Wednesday 3 February 2016

Winter Aconite: Remembering Iris Wathen

The best teacher I ever had died yesterday, and the timing feels a bit strange as she'd been much on my mind these last few days.  I was in her class almost fifty years ago, but I still remember which things she taught us and how she made me feel, which is valued. 
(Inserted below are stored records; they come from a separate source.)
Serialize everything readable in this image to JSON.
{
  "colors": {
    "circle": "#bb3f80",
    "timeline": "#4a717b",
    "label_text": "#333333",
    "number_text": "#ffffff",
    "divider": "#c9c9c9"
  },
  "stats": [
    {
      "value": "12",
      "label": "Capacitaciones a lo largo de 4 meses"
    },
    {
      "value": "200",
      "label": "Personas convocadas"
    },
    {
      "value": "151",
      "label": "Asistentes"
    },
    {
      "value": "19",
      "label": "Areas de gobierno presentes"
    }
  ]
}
This is a poem I wrote about her some years ago. I'm glad I got to share it with her. 


Aconite

for IW


Were you called Iris for the rainbow goddess
or the stately flower?
Either way your name isn’t apt.
There’s nothing insubstantial about you
you don’t drift through gardens in sapphire silks
and pinstriped scarves. 

Instead you bundle about your business
with diffident squirrel glances,
earthed like the roots of the plant you brought in
to show us one Monday morning
exploring the lure of its petals, its deep-toothed leaves.
Wolfsbane tamed in your capable hands.

Though sometimes there were rainbows
in your classroom.
Refraction through jam jars of water,
a milk bottle chrysalis bursting with ice,
triangular prisms spilling from boxes
like ingots of light





Postscript:

Reading comments about this blog posted on my Facebook, it seems that Miss Wathen was the favourite teacher of quite a few other former pupils too - no surprises there then. And that tadpoles featured quite heavily in people's recollections. I'd forgotten the time the naughtiest boy in the class knocked the bowl of frogspawn from her desk onto the floor.  It was an accident on this occasion, and she didn't shout at him and tell him off as other teachers would have done; she merely asked him to pick it all back up again, ha ha.    

2 comments:

  1. What a moving way to remember this woman, changing lives through her every day business.Beautifully written.